Betrachten wir auf .der andern Seite unseren akademischen Nachwuchs, die Menschen, die einmal in der deutschen Wirtschaft, in der deutschen Wissenschaft und in der Forschung große Erbschaften und große Aufgaben zu übernehmen haben! Diese jungen Leute legen ihre Reifeprüfung ab und gehen ins Praktikum. Dort beginnt bereits die erste Enttäuschung. Bei schlechter Entlohnung bereiten sie sich vor. Ich kenne sogar einige Fälle, wo diese jungen Menschen in den Betrieben nicht einmal ein Taschengeld bekommen, geschweige denn, daß man ihnen einen Mindestlohn gewährt.
— Ja, bitte schön, diese Leute sind doch nicht gewerkschaftlich organisiert, meine Herren! Das dürften Sie wissen.
Dann beginnt der Kampf um die Aufnahme in die Universität oder Hochschule. Ist das geschafft, beginnt die Sorge um den Lebensunterhalt während der Studienzeit. Nach einer Umfrage bei 104 000 jungen Studenten beiderlei Geschlechts wurde festgestellt, daß rund 70 000 junge Menschen, die studieren, nicht einmal 100 DM zum Lebensunterhalt besitzen,
geschweige denn zur Anschaffung der Lernmittel usw. Jeder von uns weiß, was das Leben heute kostet, angefangen — meine Herren, ich glaube, darüber gibt es keinen Zweifel, und wir können uns hier tadellose Vorstellungen machen —, angefangen bei den Zimmerpreisen der Universitätsstadt Bonn.

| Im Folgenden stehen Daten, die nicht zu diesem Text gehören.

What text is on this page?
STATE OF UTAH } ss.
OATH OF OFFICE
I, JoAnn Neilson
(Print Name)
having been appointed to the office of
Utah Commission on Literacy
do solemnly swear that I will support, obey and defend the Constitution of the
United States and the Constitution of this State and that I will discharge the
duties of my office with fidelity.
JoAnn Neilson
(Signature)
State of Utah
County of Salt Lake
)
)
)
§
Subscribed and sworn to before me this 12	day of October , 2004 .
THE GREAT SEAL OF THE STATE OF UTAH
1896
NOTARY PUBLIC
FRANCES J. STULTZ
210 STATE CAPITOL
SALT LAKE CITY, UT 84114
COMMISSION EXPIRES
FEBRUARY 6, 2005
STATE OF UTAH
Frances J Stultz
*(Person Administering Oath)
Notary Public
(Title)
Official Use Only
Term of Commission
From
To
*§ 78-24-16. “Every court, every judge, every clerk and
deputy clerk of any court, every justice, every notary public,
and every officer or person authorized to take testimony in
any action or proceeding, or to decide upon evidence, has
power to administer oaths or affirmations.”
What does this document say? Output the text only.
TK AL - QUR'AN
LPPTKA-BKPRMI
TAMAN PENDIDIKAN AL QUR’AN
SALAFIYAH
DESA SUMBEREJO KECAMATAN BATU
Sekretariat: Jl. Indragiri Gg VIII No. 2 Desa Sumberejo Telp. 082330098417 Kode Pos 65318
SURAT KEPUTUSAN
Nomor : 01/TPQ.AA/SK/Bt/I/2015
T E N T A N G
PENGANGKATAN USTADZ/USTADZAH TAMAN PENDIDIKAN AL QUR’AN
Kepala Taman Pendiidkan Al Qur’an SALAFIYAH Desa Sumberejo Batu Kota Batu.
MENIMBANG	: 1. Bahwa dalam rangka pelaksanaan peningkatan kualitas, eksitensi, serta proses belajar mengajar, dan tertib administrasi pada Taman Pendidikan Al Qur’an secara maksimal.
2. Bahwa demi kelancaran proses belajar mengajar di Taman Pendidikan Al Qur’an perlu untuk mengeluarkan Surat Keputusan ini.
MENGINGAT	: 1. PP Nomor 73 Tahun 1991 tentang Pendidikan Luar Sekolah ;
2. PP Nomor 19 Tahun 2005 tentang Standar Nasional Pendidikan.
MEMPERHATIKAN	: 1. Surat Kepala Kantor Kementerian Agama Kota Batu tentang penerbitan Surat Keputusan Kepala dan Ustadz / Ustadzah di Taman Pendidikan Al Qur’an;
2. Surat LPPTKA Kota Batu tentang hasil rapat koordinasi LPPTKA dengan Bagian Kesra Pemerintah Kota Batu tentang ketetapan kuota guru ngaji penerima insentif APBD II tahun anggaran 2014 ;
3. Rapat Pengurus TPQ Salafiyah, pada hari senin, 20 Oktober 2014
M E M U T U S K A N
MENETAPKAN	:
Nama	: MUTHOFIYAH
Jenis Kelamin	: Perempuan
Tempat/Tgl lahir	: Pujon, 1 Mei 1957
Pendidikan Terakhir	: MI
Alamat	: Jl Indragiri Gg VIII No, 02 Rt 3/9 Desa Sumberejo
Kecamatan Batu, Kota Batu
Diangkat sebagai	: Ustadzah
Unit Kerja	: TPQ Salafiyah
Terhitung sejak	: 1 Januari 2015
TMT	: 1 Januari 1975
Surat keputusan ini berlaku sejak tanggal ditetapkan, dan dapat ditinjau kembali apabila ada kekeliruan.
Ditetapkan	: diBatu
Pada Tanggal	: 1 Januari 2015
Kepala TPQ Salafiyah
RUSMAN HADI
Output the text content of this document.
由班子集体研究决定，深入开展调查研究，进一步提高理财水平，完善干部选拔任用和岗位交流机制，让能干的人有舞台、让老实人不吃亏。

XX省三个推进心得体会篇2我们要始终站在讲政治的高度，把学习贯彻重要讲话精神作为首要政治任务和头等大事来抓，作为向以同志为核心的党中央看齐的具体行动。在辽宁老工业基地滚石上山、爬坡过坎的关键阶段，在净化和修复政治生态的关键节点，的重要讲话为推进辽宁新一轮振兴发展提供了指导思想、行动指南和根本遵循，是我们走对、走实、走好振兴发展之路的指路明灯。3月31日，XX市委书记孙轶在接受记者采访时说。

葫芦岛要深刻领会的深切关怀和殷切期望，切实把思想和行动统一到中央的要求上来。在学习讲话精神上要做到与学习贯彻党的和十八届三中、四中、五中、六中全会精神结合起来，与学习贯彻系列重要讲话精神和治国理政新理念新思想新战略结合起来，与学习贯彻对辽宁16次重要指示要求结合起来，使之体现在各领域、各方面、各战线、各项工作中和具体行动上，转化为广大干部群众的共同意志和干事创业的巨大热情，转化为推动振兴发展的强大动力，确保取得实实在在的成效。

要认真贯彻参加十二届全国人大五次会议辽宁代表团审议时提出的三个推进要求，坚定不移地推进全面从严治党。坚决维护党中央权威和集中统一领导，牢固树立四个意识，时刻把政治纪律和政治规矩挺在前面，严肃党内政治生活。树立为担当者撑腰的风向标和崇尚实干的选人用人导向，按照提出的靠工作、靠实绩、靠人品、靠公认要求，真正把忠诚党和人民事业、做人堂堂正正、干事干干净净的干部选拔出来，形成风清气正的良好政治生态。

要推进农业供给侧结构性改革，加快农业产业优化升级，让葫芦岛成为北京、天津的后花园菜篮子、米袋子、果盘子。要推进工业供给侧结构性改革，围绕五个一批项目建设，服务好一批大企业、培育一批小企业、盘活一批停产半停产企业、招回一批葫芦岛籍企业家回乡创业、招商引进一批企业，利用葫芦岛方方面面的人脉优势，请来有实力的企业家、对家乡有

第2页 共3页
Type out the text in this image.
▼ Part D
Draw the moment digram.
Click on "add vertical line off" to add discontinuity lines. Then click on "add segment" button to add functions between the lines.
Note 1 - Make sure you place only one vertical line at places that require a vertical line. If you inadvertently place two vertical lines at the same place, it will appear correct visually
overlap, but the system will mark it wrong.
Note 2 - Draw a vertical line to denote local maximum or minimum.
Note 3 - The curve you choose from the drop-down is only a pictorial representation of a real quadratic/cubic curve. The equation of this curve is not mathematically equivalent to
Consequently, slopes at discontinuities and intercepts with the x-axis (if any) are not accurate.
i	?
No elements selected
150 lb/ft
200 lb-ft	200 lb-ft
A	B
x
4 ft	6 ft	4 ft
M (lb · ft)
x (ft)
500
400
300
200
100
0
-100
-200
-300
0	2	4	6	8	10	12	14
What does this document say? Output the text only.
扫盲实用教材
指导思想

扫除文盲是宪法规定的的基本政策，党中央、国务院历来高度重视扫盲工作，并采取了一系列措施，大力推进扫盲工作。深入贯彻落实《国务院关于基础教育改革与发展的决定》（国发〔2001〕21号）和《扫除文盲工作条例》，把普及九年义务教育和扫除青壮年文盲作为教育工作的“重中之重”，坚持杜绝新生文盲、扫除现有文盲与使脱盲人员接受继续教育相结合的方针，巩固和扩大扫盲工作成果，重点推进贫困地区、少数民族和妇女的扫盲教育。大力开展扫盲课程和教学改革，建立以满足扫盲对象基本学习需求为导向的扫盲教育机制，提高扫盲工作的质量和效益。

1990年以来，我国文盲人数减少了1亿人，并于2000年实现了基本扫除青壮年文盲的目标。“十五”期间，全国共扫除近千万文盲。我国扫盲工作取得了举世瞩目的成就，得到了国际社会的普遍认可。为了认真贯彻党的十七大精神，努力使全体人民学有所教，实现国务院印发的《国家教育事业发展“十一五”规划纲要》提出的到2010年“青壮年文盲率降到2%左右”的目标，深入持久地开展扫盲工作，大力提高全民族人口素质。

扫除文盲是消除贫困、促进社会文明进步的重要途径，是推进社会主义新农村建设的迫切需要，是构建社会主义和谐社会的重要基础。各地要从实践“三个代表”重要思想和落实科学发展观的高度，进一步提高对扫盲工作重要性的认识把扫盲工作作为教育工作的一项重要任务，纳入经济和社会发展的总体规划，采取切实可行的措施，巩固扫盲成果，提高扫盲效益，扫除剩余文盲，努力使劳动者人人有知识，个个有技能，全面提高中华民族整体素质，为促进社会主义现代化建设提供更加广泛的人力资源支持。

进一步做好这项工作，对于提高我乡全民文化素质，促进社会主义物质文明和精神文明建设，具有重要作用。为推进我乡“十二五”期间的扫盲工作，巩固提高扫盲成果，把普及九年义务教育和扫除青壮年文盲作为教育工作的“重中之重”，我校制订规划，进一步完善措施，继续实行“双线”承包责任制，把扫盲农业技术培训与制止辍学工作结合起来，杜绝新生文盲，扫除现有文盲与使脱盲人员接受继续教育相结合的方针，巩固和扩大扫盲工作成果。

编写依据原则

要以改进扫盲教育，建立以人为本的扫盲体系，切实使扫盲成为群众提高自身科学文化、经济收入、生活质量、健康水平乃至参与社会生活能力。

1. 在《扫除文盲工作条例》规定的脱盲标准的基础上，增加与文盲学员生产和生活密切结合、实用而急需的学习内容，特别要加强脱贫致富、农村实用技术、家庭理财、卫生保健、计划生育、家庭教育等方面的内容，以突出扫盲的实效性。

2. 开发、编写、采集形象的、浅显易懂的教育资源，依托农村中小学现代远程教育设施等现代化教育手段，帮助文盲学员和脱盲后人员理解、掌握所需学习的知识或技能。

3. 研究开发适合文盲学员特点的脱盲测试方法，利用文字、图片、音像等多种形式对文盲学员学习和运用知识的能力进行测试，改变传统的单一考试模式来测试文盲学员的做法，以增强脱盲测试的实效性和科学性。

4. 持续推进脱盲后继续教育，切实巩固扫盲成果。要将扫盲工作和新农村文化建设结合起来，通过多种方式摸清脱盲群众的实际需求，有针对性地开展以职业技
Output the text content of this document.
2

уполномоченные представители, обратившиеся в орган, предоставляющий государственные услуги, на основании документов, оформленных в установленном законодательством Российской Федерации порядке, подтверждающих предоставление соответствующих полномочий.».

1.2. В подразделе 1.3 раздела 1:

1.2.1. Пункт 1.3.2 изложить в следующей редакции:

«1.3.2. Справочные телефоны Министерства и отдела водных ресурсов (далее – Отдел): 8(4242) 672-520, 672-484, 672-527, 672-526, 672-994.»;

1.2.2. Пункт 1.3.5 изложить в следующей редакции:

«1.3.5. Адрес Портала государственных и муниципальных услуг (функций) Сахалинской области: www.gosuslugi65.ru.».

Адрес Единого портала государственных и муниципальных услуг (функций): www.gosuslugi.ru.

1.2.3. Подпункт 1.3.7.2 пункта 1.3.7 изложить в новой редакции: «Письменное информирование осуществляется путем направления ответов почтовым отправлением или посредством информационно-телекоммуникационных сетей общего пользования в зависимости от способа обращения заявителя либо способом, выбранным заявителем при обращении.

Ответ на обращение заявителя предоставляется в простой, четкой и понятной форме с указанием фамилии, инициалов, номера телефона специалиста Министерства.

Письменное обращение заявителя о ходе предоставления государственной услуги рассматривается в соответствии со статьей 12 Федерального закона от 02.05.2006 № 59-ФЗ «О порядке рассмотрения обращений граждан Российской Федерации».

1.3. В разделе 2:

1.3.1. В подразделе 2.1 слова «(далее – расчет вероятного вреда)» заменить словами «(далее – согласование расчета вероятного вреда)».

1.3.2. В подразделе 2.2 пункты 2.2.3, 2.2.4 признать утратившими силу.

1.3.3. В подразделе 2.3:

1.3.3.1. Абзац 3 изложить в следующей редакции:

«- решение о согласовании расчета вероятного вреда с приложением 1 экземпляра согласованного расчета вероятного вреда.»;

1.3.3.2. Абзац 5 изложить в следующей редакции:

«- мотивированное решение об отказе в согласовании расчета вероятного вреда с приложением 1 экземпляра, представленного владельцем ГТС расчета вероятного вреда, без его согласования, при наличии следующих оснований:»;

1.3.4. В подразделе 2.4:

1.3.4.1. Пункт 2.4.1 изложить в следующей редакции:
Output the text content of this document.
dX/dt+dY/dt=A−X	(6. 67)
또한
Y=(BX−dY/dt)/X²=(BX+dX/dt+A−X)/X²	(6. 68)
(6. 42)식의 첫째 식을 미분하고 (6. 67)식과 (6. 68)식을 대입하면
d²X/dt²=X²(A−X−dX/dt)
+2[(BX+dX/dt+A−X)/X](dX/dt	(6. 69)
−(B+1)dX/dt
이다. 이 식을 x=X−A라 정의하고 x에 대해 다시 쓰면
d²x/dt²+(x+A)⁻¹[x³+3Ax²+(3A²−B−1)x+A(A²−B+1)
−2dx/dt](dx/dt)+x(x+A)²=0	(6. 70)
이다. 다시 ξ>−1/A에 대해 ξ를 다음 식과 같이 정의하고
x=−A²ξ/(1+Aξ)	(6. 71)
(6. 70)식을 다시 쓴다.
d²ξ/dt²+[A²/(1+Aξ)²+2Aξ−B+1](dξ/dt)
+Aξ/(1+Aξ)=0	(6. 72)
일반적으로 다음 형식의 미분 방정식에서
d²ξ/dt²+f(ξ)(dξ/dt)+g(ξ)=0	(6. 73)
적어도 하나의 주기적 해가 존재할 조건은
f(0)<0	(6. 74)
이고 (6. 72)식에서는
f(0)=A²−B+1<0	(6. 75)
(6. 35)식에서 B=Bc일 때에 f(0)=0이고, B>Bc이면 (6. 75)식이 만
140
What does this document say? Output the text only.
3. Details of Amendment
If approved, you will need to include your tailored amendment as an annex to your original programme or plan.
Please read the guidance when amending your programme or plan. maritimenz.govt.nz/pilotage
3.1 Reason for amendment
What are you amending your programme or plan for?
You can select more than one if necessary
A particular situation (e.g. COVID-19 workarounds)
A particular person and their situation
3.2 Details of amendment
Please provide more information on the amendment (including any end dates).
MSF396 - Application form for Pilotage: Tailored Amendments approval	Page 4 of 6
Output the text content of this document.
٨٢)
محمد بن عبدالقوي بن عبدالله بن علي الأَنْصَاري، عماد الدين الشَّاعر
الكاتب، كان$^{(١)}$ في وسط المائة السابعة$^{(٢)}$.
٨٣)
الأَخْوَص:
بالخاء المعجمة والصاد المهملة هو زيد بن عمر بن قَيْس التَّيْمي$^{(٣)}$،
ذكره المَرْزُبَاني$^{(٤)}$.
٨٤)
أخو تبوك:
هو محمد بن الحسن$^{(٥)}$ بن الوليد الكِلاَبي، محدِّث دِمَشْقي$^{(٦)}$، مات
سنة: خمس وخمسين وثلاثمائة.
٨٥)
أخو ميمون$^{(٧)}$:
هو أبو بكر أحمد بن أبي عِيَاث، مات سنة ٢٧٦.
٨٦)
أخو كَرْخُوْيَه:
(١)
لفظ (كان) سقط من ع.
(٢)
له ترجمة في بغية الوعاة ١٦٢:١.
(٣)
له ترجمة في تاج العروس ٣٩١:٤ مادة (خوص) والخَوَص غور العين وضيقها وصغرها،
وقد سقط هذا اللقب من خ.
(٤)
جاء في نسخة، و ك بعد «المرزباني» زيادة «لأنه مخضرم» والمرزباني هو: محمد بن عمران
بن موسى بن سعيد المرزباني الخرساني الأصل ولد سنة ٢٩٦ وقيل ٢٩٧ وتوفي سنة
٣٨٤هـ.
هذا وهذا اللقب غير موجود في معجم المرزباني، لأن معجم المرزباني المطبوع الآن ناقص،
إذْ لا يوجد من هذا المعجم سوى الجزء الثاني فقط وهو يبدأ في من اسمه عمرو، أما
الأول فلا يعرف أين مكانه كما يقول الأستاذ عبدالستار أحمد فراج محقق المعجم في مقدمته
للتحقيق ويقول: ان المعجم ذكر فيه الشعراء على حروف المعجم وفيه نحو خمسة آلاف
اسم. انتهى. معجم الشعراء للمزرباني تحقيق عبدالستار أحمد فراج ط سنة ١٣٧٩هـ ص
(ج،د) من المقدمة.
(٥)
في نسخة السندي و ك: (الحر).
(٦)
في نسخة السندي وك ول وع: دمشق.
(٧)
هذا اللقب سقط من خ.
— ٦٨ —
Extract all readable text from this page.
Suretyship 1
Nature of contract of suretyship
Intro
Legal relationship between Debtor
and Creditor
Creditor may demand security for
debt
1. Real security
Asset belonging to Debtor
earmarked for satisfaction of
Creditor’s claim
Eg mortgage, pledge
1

Die Frage der Existenzgründung der jungen Akademiker möchte ich hier gar nicht erwähnen. Sind diese Dinge nicht äußerst beschämend für unseren Staat? Sollten uns diese Beispiele nicht alarmieren?
Mit viel Aufmerksamkeit beobachten unsere jungen Menschen die Lage ihrer Altersgenossen hinter dem Eisernen Vorhang und in den anderen europäischen Ländern. Bei den angestellten Vergleichen kommen oft sehr große Zweifel bei ihnen auf. Was wird der Jugend dort geboten? Nicht alle Maßnahmen dürfen nur durch die politische Brille gesehen werden. Ich glaube, wir machen uns das zu leicht.
Was bieten wir ? Ich frage Sie nur: Was bieten wir nun unserer Jugend, um sie für die Demokratie und für unseren Staat zu gewinnen? Ich sage Ihnen: im Verhältnis herzlich wenig! Ich will hier keine großen Vergleiche bringen, aber die materiellen Dinge, die wir ihnen zu bieten haben, sind wirklich äußerst klein. Wir haben Jugendgesetze geschaffen, z. B. das RJWG. Seit über einem Jahr ist es verabschiedet. Bis zum heutigen Tage aber fehlen auf der untersten Ebene die Mittel, damit die Absichten dieses Gesetzes auch verwirklicht werden können. Man kann natürlich sagen, nes sei eine Aufgabe der Länder, der Gemeinden. Es müssen aber Wege gefunden werden, über den Finanzausgleich den Gemeinden und den Ländern die nötigen Voraussetzungen für die Erfüllung dieser Aufgaben zu geben. Wir können hier nicht Dinge beschließen und den Ländern und Gemeinden neue Aufgaben zuteilen, wenn wir ihnen dafür nicht die Mittel zur Verfügung stellen.
Denken wir an den Jugendarbeitsschutz! Sind die Zahlen, die uns von den Gewerbeaufsichtsämtern erreichen, nicht erschreckend? Wo bleibt hier die Initiative des Bundesarbeitsministeriums?
1 Unsere Schulverhältnisse sind zum Teil sehr schlecht. Es gibt noch Städte und Orte, wo unsere Kinder in drei Schichten täglich zur Schule gehen müssen, weil ihnen heute — —
— Ich weiß, daß es nicht den Bund allein angeht, Frau Kollegin Niggemeyer. Auf der andern Seite ist es aber so, daß der Bund in diesem Fall schon die Initiative ergreifen und diese Länder unterstützen muß.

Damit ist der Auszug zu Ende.